Figure 2. The “Post-Truth” Publication Where Chinese Students in America Get Their News. From The New Yorker

Figure 3. The “Post-Truth” Publication Where Chinese Students in America Get Their News. From The New Yorker

Deterritorialization combined with the rise of Chinese speed composes a more entangled world with social class, race, nationality, and other issues. American Factory[4] recorded the transition from excitement and optimism to antagonism in US-China labor relations, not only in the way of thinking, the differences and misunderstandings in the management grid, but also in the struggle between the workers who tried to organize the union and their upper management. The final scene of this documentary is the jostling way to work of Chinese and American workers and then turns to their blurred backs, which implies us with workers’ bleak and murky future. It echoes the beginning of Chaplin’s movie modern times (1936) that opens with a montage method of sheep and bustling industrial workers, suggesting the same fate of being trampled upon. This documentary ends with the caption: “Up to 375 million people globally will need to find entirely new kinds of jobs by 2030 because of automation.” Perhaps, in the near future, the existing contradictions will be replaced by big data or updated algorithms. At the same time, I can’t imagine how many new conflicts will occur.

Figure 4. From American Factory

As a designer and an international student, I can’t find the answer about how to maintain the cultural balance for studying in the western world. I was confused about if thinking in the system truly provides an overarching explanation of everything around us. Maybe this is the reason why I couldn’t organize my logic or thoughts and reflect questions in class in time.

– JL

 

 


[1] Meadows, H. Donella. Thinking in Systems: A Primer. 2008.

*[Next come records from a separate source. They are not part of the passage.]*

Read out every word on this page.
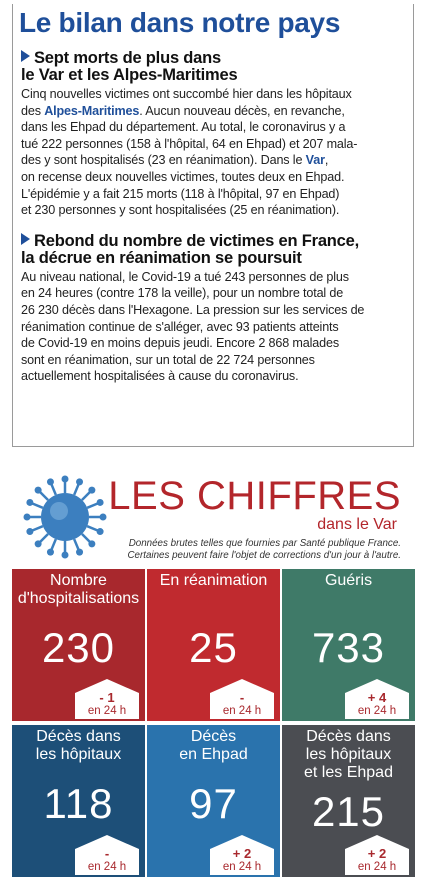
Le bilan dans notre pays
Sept morts de plus dans
le Var et les Alpes-Maritimes

Cinq nouvelles victimes ont succombé hier dans les hôpitaux

des Alpes-Maritimes. Aucun nouveau décès, en revanche,

dans les Ehpad du département. Au total, le coronavirus y a

tué 222 personnes (158 à l'hôpital, 64 en Ehpad) et 207 mala-

des y sont hospitalisés (23 en réanimation). Dans le Var,

on recense deux nouvelles victimes, toutes deux en Ehpad.

L'épidémie y a fait 215 morts (118 à l'hôpital, 97 en Ehpad)

et 230 personnes y sont hospitalisées (25 en réanimation).

Rebond du nombre de victimes en France,
la décrue en réanimation se poursuit

Au niveau national, le Covid-19 a tué 243 personnes de plus

en 24 heures (contre 178 la veille), pour un nombre total de

26 230 décès dans l'Hexagone. La pression sur les services de

réanimation continue de s'alléger, avec 93 patients atteints

de Covid-19 en moins depuis jeudi. Encore 2 868 malades

sont en réanimation, sur un total de 22 724 personnes

actuellement hospitalisées à cause du coronavirus.

LES CHIFFRES
dans le Var
Données brutes telles que fournies par Santé publique France.
Certaines peuvent faire l'objet de corrections d'un jour à l'autre.
Nombre
d'hospitalisations
230
- 1
en 24 h
En réanimation
25
-
en 24 h
Guéris
733
+ 4
en 24 h
Décès dans
les hôpitaux
118
-
en 24 h
Décès
en Ehpad
97
+ 2
en 24 h
Décès dans
les hôpitaux
et les Ehpad
215
+ 2
en 24 h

[2]  Arjun Appadurai. Modernity At Large: Cultural Dimensions of Globalization. 1996.

[3] Han Zhang. The “Post-Truth” Publication Where Chinese Students in America Get Their News. August 19, 2019

[4] American Factory is a 2019 American documentary film directed by Steven Bognar and Julia Reichert, about Chinese company Fuyao’s factory in Moraine, a suburb of Dayton, Ohio, that occupies Moraine Assembly, a shuttered General Motors plant. The movie had its festival premiere at the 2019 Sundance Film Festival. It is distributed by Netflix and is the first film distributed by Barack Obama and Michelle Obama’s production company, Higher Ground Productions. From Wikipedia.